This paper describes an algorithm for path planning of a car-like mobile robot constrained by its position on a plane and its degree of rotation. This algorithm uses the combination of previously developed algorithms along with some slight additions to produce a faster path planning algorithm.  This algorithm is composed of three steps.  The first step finds a path ignoring the nonholonomic constraints.  The second step then applies the nonholonomic constraints to the obtained path.  The third step then optimizes and smooths out the path.

The holonomic planner is implemented by first dividing the three dimensional configuration space (x, y, theta) into a grid.  It then uses best-first stearch to find a path through this grid using a potential field value at each cell as the heuristic function.  A number of different tricks are used to speed up this algorithm such as using potential functions based on control points.  Using two such control points, the search can then be done over the two dimensional workspace.  [Actually, it is only the computation of components of the potential function that are done in the two dimensional workspace.]  The computation of the two potential fields can further be sped up by assuming the two potentials are the same everywhere except near the goal.  The collision checking algorithm can be sped up by computing all the occupied cells before the path planner begins in a three dimensional bitmap.  Then collision checking can be done by referring directly to that bitmap.  Also by marking attained configurations as the search proceeds and storing the leaves of the search in a directly accessible, ordered, finite data structure further speeds up the search process.

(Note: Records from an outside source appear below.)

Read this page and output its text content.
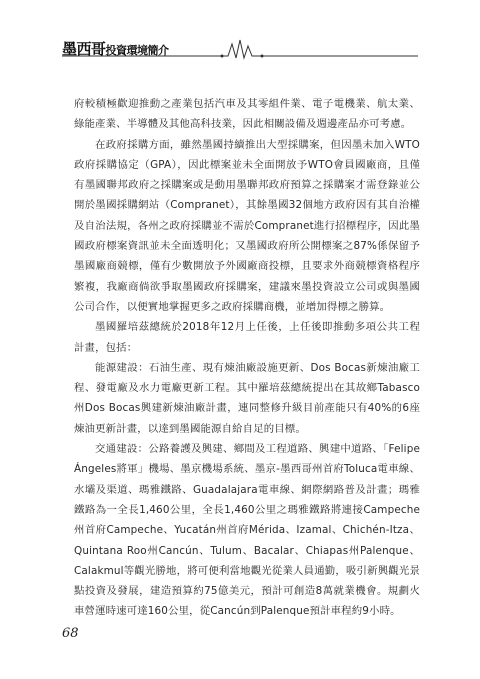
墨西哥投資環境簡介

府較積極歡迎推動之產業包括汽車及其零組件業、電子電機業、航太業、綠能產業、半導體及其他高科技業，因此相關設備及週邊產品亦可考慮。

在政府採購方面，雖然墨國持續推出大型採購案，但因墨未加入WTO政府採購協定（GPA），因此標案並未全面開放予WTO會員國廠商，且僅有墨國聯邦政府之採購案或是動用墨聯邦政府預算之採購案才需登錄並公開於墨國採購網站（Compranet），其餘墨國32個地方政府因有其自治權及自治法規，各州之政府採購並不需於Compranet進行招標程序，因此墨國政府標案資訊並未全面透明化；又墨國政府所公開標案之87%係保留予墨國廠商競標，僅有少數開放予外國廠商投標，且要求外商競標資格程序繁複，我廠商倘欲爭取墨國政府採購案，建議來墨投資設立公司或與墨國公司合作，以便實地掌握更多之政府採購商機，並增加得標之勝算。

墨國羅培茲總統於2018年12月上任後，上任後即推動多項公共工程計畫，包括：

能源建設：石油生產、現有煉油廠設施更新、Dos Bocas新煉油廠工程、發電廠及水力電廠更新工程。其中羅培茲總統提出在其故鄉Tabasco州Dos Bocas興建新煉油廠計畫，連同整修升級目前產能只有40%的6座煉油更新計畫，以達到墨國能源自給自足的目標。

交通建設：公路養護及興建、鄉間及工程道路、興建中道路、「Felipe Ángeles將軍」機場、墨京機場系統、墨京-墨西哥州首府Toluca電車線、水壩及渠道、瑪雅鐵路、Guadalajara電車線、網際網路普及計畫；瑪雅鐵路為一全長1,460公里，全長1,460公里之瑪雅鐵路將連接Campeche州首府Campeche、Yucatán州首府Mérida、Izamal、Chichén-Itza、Quintana Roo州Cancún、Tulum、Bacalar、Chiapas州Palenque、Calakmul等觀光勝地，將可便利當地觀光從業人員通勤，吸引新興觀光景點投資及發展，建造預算約75億美元，預計可創造8萬就業機會。規劃火車營運時速可達160公里，從Cancún到Palenque預計車程約9小時。

68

The nonholonomic planner takes the path and tries to substitute a nonholonomic path from the start configuration to the goal configuration if the path needs substituting (does not follow the nonholonomic constraints).  [Actually, by assumption the holonomic path does not conform to the nonholonomic constraints.]  It does this by using a bunch of pre-defined RS curves.  If a substitution can not be found, then the path is broken in half and the nonholonomic planner is used on each half.  Because the holonomic planner considers only grid cells in which a collision does not occur for it and all its neighbors, the nonholonomic planner is more efficient because the obstacles are not as close (constraining).  The optimizer then randomly selects the two configurations on the path and tries to join them by the shortest RS curve, subdividing recursively if necessary.  [Actually, it would then just pick two more random configurations.]  This is then repeated for a given amount of time.  The optimization algorithm can also decide that the obtained path is no good (too many reversals) in which case the whole path planning process is done in reverse (from goal to start).